FTR forfeitures are intended to discourage traders from cross-market manipulation. Holders subject to forfeiture are credited for the hourly cost of the FTR. Under current rules, a $1,500 off-peak FTR for June 2018 would be credited an hourly cost of $2.08, equivalent to $1,500 divided by 720 hours (30 days x 24 hours). Under the endorsed change, the FTR cost would be divided by only 384 off-peak hours, increasing the credit to $3.91.

The proposal will now advance to a first read at the April 25 MRC. PJM hopes to implement the changes in the third quarter of 2019.

MIC Will Work IARR Funding Flaw

Chmielewksi told the MIC last month underfunding of interregional incremental auction revenue rights (IARRs) may occur because MISO’s process cannot guarantee future firm flow entitlements on upgrades consistent with PJM’s rules. (See “Incremental Auction Revenue Rights Funding” in PJM MIC Briefs: March 6, 2019.)

IARRs are granted to the customer only if the transmission improvement provides additional capacity that makes the request feasible. PJM guarantees that awarded IARRs are at least 80% of studied IARR megawatts. Any portion of the FFEs for an affected coordinated flowgate that is less than 80% of the IARR megawatt total will result in inadequate FTR revenues, the RTO has found.

PJM wants stakeholder work completed by Aug. 1 to allow implementation of the new rules for the 2020/21 planning period.

Gas Contingencies on Reserves Spur Manual Changes

PJM will update Manuals 11 and 28 to clarify the impact of operationalizing gas contingencies on reserve requirements and reserve market eligibility.
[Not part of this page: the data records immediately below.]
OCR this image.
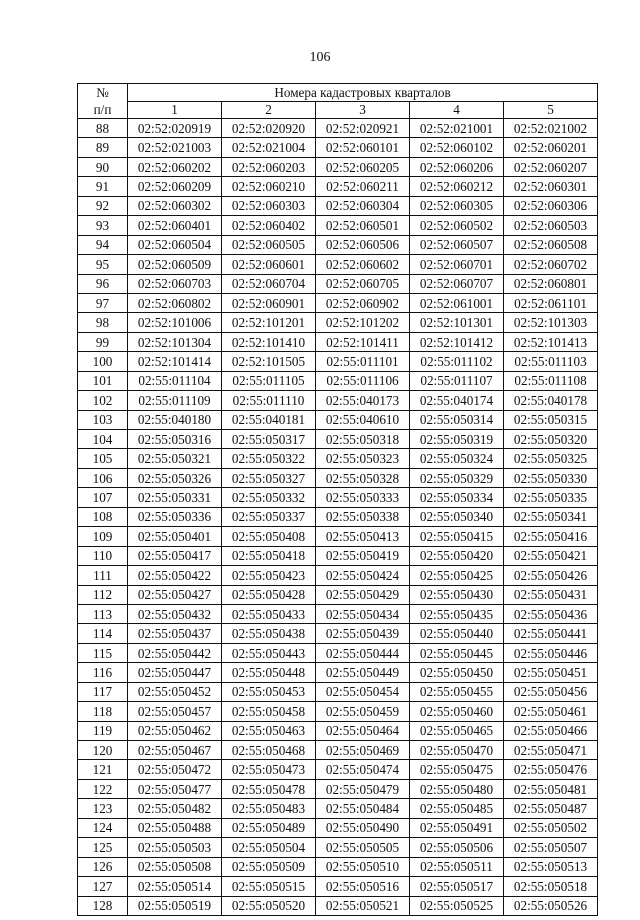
106
№
п/п	Номера кадастровых кварталов				
	1	2	3	4	5
88	02:52:020919	02:52:020920	02:52:020921	02:52:021001	02:52:021002
89	02:52:021003	02:52:021004	02:52:060101	02:52:060102	02:52:060201
90	02:52:060202	02:52:060203	02:52:060205	02:52:060206	02:52:060207
91	02:52:060209	02:52:060210	02:52:060211	02:52:060212	02:52:060301
92	02:52:060302	02:52:060303	02:52:060304	02:52:060305	02:52:060306
93	02:52:060401	02:52:060402	02:52:060501	02:52:060502	02:52:060503
94	02:52:060504	02:52:060505	02:52:060506	02:52:060507	02:52:060508
95	02:52:060509	02:52:060601	02:52:060602	02:52:060701	02:52:060702
96	02:52:060703	02:52:060704	02:52:060705	02:52:060707	02:52:060801
97	02:52:060802	02:52:060901	02:52:060902	02:52:061001	02:52:061101
98	02:52:101006	02:52:101201	02:52:101202	02:52:101301	02:52:101303
99	02:52:101304	02:52:101410	02:52:101411	02:52:101412	02:52:101413
100	02:52:101414	02:52:101505	02:55:011101	02:55:011102	02:55:011103
101	02:55:011104	02:55:011105	02:55:011106	02:55:011107	02:55:011108
102	02:55:011109	02:55:011110	02:55:040173	02:55:040174	02:55:040178
103	02:55:040180	02:55:040181	02:55:040610	02:55:050314	02:55:050315
104	02:55:050316	02:55:050317	02:55:050318	02:55:050319	02:55:050320
105	02:55:050321	02:55:050322	02:55:050323	02:55:050324	02:55:050325
106	02:55:050326	02:55:050327	02:55:050328	02:55:050329	02:55:050330
107	02:55:050331	02:55:050332	02:55:050333	02:55:050334	02:55:050335
108	02:55:050336	02:55:050337	02:55:050338	02:55:050340	02:55:050341
109	02:55:050401	02:55:050408	02:55:050413	02:55:050415	02:55:050416
110	02:55:050417	02:55:050418	02:55:050419	02:55:050420	02:55:050421
111	02:55:050422	02:55:050423	02:55:050424	02:55:050425	02:55:050426
112	02:55:050427	02:55:050428	02:55:050429	02:55:050430	02:55:050431
113	02:55:050432	02:55:050433	02:55:050434	02:55:050435	02:55:050436
114	02:55:050437	02:55:050438	02:55:050439	02:55:050440	02:55:050441
115	02:55:050442	02:55:050443	02:55:050444	02:55:050445	02:55:050446
116	02:55:050447	02:55:050448	02:55:050449	02:55:050450	02:55:050451
117	02:55:050452	02:55:050453	02:55:050454	02:55:050455	02:55:050456
118	02:55:050457	02:55:050458	02:55:050459	02:55:050460	02:55:050461
119	02:55:050462	02:55:050463	02:55:050464	02:55:050465	02:55:050466
120	02:55:050467	02:55:050468	02:55:050469	02:55:050470	02:55:050471
121	02:55:050472	02:55:050473	02:55:050474	02:55:050475	02:55:050476
122	02:55:050477	02:55:050478	02:55:050479	02:55:050480	02:55:050481
123	02:55:050482	02:55:050483	02:55:050484	02:55:050485	02:55:050487
124	02:55:050488	02:55:050489	02:55:050490	02:55:050491	02:55:050502
125	02:55:050503	02:55:050504	02:55:050505	02:55:050506	02:55:050507
126	02:55:050508	02:55:050509	02:55:050510	02:55:050511	02:55:050513
127	02:55:050514	02:55:050515	02:55:050516	02:55:050517	02:55:050518
128	02:55:050519	02:55:050520	02:55:050521	02:55:050525	02:55:050526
“In the existing manual language, based on the triggers that are defined for how PJM identifies a gas contingency, there’s language in there that says very broadly that PJM would increase reserve requirements either in day-ahead or real-time to address the need for reliability for gas contingency,” said PJM’s Natalie Tacka. “So this just clarifies how we would do that.”

The MIC will be asked to endorse the revisions in May.
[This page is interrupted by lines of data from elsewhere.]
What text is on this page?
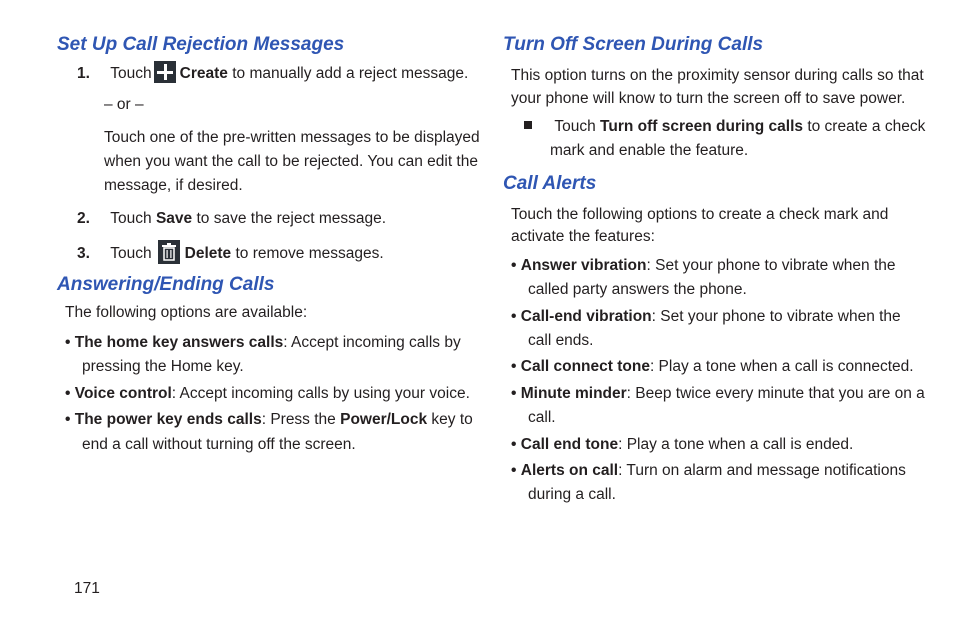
Set Up Call Rejection Messages
1. Touch Create to manually add a reject message.
– or –
Touch one of the pre-written messages to be displayed
when you want the call to be rejected. You can edit the
message, if desired.
2. Touch Save to save the reject message.
3. Touch Delete to remove messages.
Answering/Ending Calls
The following options are available:
• The home key answers calls: Accept incoming calls by
pressing the Home key.
• Voice control: Accept incoming calls by using your voice.
• The power key ends calls: Press the Power/Lock key to
end a call without turning off the screen.
171
Turn Off Screen During Calls
This option turns on the proximity sensor during calls so that
your phone will know to turn the screen off to save power.
Touch Turn off screen during calls to create a check
mark and enable the feature.
Call Alerts
Touch the following options to create a check mark and
activate the features:
• Answer vibration: Set your phone to vibrate when the
called party answers the phone.
• Call-end vibration: Set your phone to vibrate when the
call ends.
• Call connect tone: Play a tone when a call is connected.
• Minute minder: Beep twice every minute that you are on a
call.
• Call end tone: Play a tone when a call is ended.
• Alerts on call: Turn on alarm and message notifications
during a call.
RT SCED Process Lacks Transparency, Monitor Says

PJM’s Independent Market Monitor wants stakeholders to review processes for real-time security constrained economic dispatch (RT SCED) and pricing that PJM uses in the energy market to send dispatch signals to generators and calculate LMPs.

Gary Greiner, PSEG | © RTO Insider

The monitor presented a problem statement to the MIC and asked for feedback from stakeholders about the status quo. The IMM raised questions surrounding RT SCED case execution and approval processes, who approves the SCED cases, what criteria PJM uses to approve RT SCED cases and what criteria PJM uses for selecting cases to be used in the locational pricing calculator (LPC). Manual language should be updated to reflect the answers to these questions, the monitor said.
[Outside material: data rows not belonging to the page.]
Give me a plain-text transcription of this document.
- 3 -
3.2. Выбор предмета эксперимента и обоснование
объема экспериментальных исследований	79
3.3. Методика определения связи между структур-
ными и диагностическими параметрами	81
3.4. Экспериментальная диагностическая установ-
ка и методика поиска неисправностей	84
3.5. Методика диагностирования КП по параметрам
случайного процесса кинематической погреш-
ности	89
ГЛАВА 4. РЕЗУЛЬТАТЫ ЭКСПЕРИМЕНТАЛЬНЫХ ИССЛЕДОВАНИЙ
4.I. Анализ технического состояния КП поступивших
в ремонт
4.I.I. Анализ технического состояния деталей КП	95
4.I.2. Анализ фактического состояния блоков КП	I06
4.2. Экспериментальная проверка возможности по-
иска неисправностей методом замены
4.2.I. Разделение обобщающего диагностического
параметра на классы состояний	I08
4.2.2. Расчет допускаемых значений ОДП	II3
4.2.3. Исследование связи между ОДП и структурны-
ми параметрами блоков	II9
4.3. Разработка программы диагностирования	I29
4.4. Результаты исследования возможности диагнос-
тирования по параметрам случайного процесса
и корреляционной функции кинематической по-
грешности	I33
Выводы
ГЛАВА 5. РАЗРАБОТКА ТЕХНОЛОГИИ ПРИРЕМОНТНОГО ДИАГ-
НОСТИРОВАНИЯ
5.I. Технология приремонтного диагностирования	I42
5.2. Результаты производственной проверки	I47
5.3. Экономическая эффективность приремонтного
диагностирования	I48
“This is all good stuff ,and we as a company, as a stakeholder, have been pushing for greater transparency,” said Gary Greiner, of PSEG. “More of an open kimono where we understand the dispatch decisions that are getting made.”

Lisa Morelli, PJM’s real-time markets operations manager, said staff would be open to exploring the issue further.

“We are certainly supportive of providing education in these areas and take the conversation from there,” she said.

NYISO and PJM Agree to New Flowgate Type

NYISO and PJM will revise their Joint Operating Agreement to create a new flowgate type for the East Towanda-Hillside 230-kV tie line.

The RTOs will classify the line as an “other coordinated flowgate,” defined as a flowgate where constraints are jointly monitored and coordinated for reliability purposes but are not settled on due to a lack of impactful dispatchable generation on the non-monitoring system.

The ISO and PJM last September filed with FERC a joint request for waiver of the JOA to permit them to add the East Towanda-Hillside tie line as a market-to-market (M2M) flowgate. The requested waivers enable PJM to temporarily conduct redispatch operations to control flows to the more restrictive rating on the NYISO side of the line without violating its Tariff while the grid operators work to develop a permanent solution. The commission granted the waiver in November. (See “NYISO, PJM Revising JOA for Tie Line Issues” in NYISO Business Issues Committee Briefs: March 13, 2019.)